On November 25, 1783, nearly three months after the Treaty of Paris was signed ending the American Revolution, the last British soldiers withdraw from New York City, the last British military position in the former Thirteen Colonies. After the last Redcoat departed New York, U.S. General George Washington entered the city in triumph to the cheers of New Yorkers. The city had remained in British hands since its capture in September 1776.
Four months after New York was returned to the victorious Patriots, the city was declared to be the capital of the United States.
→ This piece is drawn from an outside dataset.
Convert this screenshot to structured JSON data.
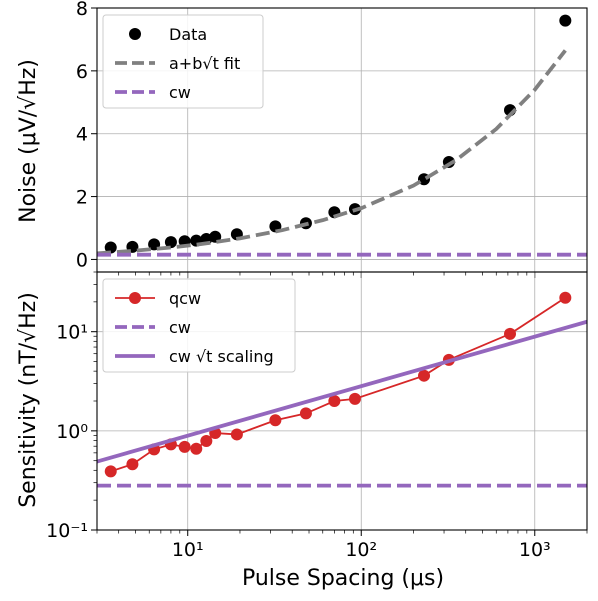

In 1789, it was the site of Washington’s inauguration as the first U.S. president and remained the nation’s capital until 1790, when Philadelphia became the second capital of the United States under the U.S. Constitution.
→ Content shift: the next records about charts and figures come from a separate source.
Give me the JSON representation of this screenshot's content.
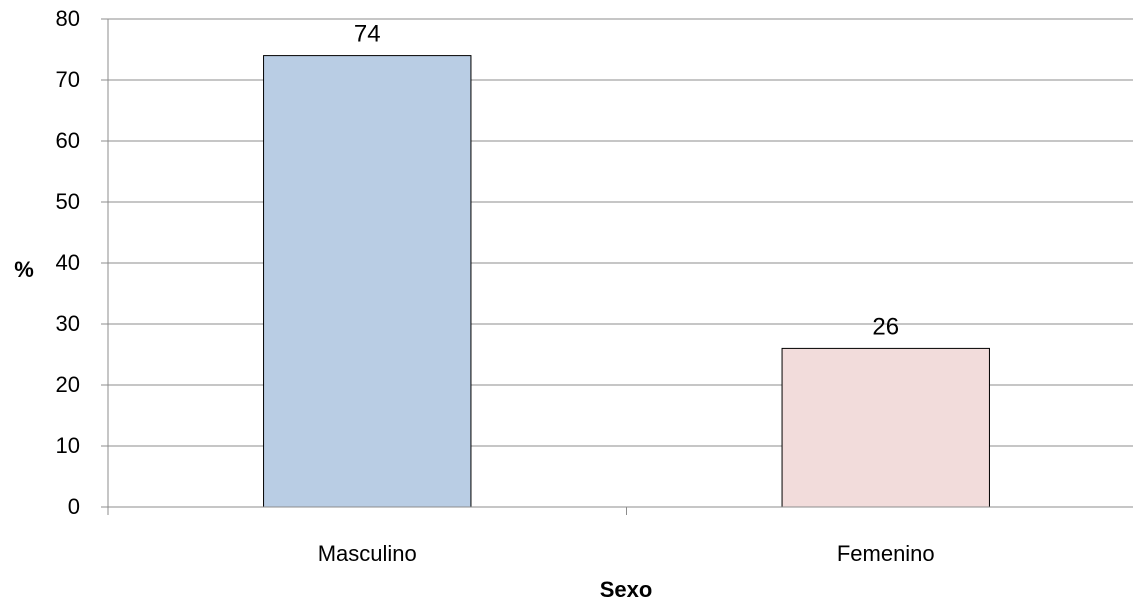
{
  "chart_data": {
    "type": "bar",
    "categories": [
      "Masculino",
      "Femenino"
    ],
    "values": [
      74,
      26
    ],
    "data_labels": [
      "74",
      "26"
    ],
    "colors": [
      "#b9cde4",
      "#f2dcdb"
    ],
    "xlabel": "Sexo",
    "ylabel": "%",
    "ylim": [
      0,
      80
    ],
    "yticks": [
      "0",
      "10",
      "20",
      "30",
      "40",
      "50",
      "60",
      "70",
      "80"
    ],
    "grid": true,
    "legend": "none"
  }
}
New Yorkers shaped the history of two new nations. The British evacuated their New York Loyalists to remaining British territories, mainly in Canada. These families had been dispossessed of their land and belongings by the victorious Patriots because of their continued support of the British king and were able to regain some financial independence through lands granted to them by the British in western Quebec (now Ontario) and Nova Scotia. Their arrival in Canada permanently shifted the demographics of what had been French-speaking New France until 1763 into an English-speaking colony, and later nation, with the exception of a French-speaking and culturally French area in eastern Canada that is now Quebec.
In 1784, one year after their arrival, the new Loyalist population spurred the creation of New Brunswick in the previously unpopulated (by Europeans, at least) lands west of the Bay of Fundy in what had been Nova Scotia. In 1785, the Loyalists yet again made their mark on Canadian history when their combined settlements at Parrtown and Carleton of approximately 14,000 people became British North America’s first incorporated city under the name City of Saint John. The division between the Anglophone and Francophone sections was ultimately recognized by creating the English-dominant province of Ontario, west of Quebec, in 1867.